WHY is this using version to and not version 3? I recently emerged the nfs deamon.  isn't 2 really outdated?  Looks like I need to compile in version 2 support, unless I can find a way to enable version 3

----------

## dmpogo

 *jwpaine wrote:*   

> For some reason the first time my dhcp server is providing it with a lease of 192.168.1.21, and the second time (once the kernel boots) it is aquiring an ip of 192.168.1.145...  I will figure this out later.  I changed the entry in /etc/exports to allow access from 192.168.1.145
> 
> /var/log/messages now shows:
> 
> authenticated mount request from 192.168.1.145:667 for /diskless/192.168.1.21 (/diskless/192.168.1.21)
> ...

 

add     "vers=3"  to the nfs mount options on the client. Or compile nfs server without v4 support.

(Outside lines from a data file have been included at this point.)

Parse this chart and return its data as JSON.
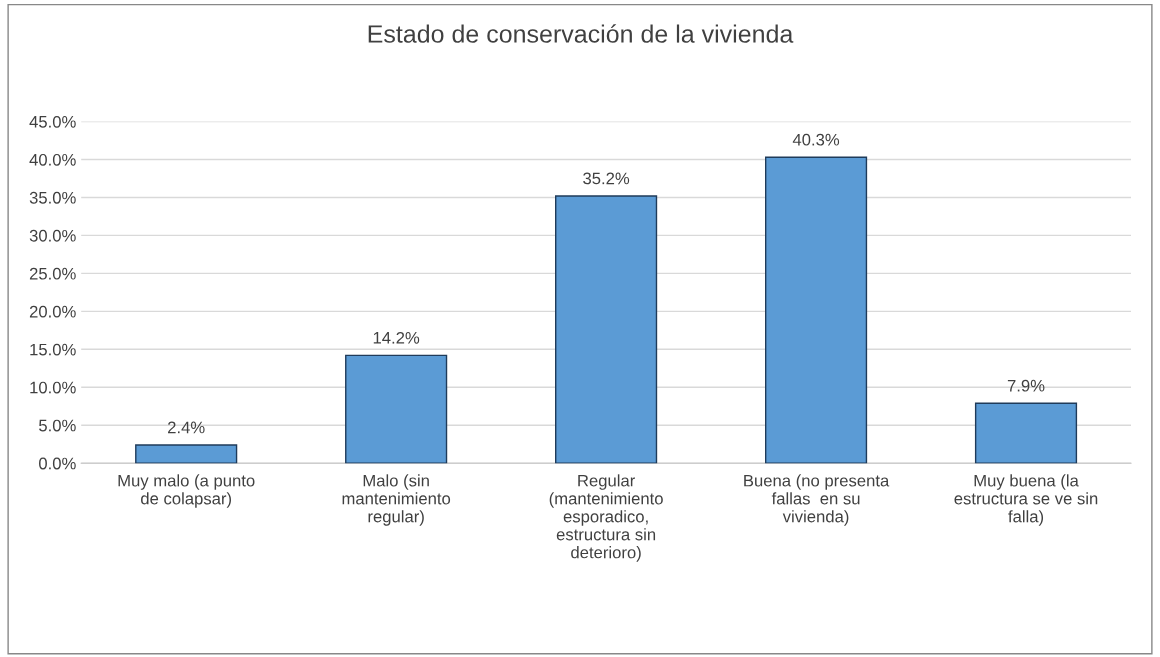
{
  "chart_data": {
    "type": "bar",
    "title": "Estado de conservación de la vivienda",
    "categories": [
      "Muy malo (a punto\nde colapsar)",
      "Malo (sin\nmantenimiento\nregular)",
      "Regular\n(mantenimiento\nesporadico,\nestructura sin\ndeterioro)",
      "Buena (no presenta\nfallas  en su\nvivienda)",
      "Muy buena (la\nestructura se ve sin\nfalla)"
    ],
    "values": [
      2.4,
      14.2,
      35.2,
      40.3,
      7.9
    ],
    "value_labels": [
      "2.4%",
      "14.2%",
      "35.2%",
      "40.3%",
      "7.9%"
    ],
    "color": "#5b9bd5",
    "ylim": [
      0,
      45
    ],
    "yticks": [
      {
        "value": 0,
        "label": "0.0%"
      },
      {
        "value": 5,
        "label": "5.0%"
      },
      {
        "value": 10,
        "label": "10.0%"
      },
      {
        "value": 15,
        "label": "15.0%"
      },
      {
        "value": 20,
        "label": "20.0%"
      },
      {
        "value": 25,
        "label": "25.0%"
      },
      {
        "value": 30,
        "label": "30.0%"
      },
      {
        "value": 35,
        "label": "35.0%"
      },
      {
        "value": 40,
        "label": "40.0%"
      },
      {
        "value": 45,
        "label": "45.0%"
      }
    ],
    "grid": "y",
    "legend": false
  }
}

With dhcp, unless you configure dhcp server to give specific IP for a given MAC, you are never sure what IP you'll get.   So one would have to open exports to the whole network, or something, to avoid failures.   But then you name the images by IP, which is again problematic, without static assignment

----------

## jwpaine

The client's kernel is already configured to use NFS version 3.0   

NFS V4 is not configured in the client OR server kernel.    cat /proc/fs/nfds/versions shows  only support for version 2. I have no idea how to enable the server NFS version 3,   as server kernel already has CONFIG_NFS_V3=y

----------

## dmpogo

 *jwpaine wrote:*   

> The client's kernel is already configured to use NFS version 3.0   
> 
> NFS V4 is not configured in the client OR server kernel.    cat /proc/fs/nfds/versions shows  only support for version 2. I have no idea how to enable the server NFS version 3,   as server kernel already has CONFIG_NFS_V3=y

 

vers=3 is the MOUNT option,  to be set in  your /etc/fstab on the client  or whereever  your nfs mount is described on the client.

I see 

CONFIG_NFS_V4=y 

in one of your previous messages, was it on the client or server ?  I understood it is the client machine,  so kernel options say that   nfs client V3 and V4 and nfsserver V3 (but not V4) are configured in this kernel.  

Can you post all NFS kernel config options  from the server kernel ?

To have version 3 support your server kernel must have

CONFIG_NFSD_V3=y

If you server supports only version 2 and you can't change it,   then you should perhaps give    vers=2 option when you mount from the client.

----------

## jwpaine

CONFIG_NFSD_V2_ACL=y is the only thing I see that could be causing the issue. Removing and re-compiling.....

now /proc/fs/nfsd/versions shows +2 +3     Thanks a lot.... not sure how I missed that. Now to see if my client boots

It works! Kernel fully boots and I get a login prompt.   lots to work on, from here... but at least the nfs share is working  :Smile:  thanks!

----------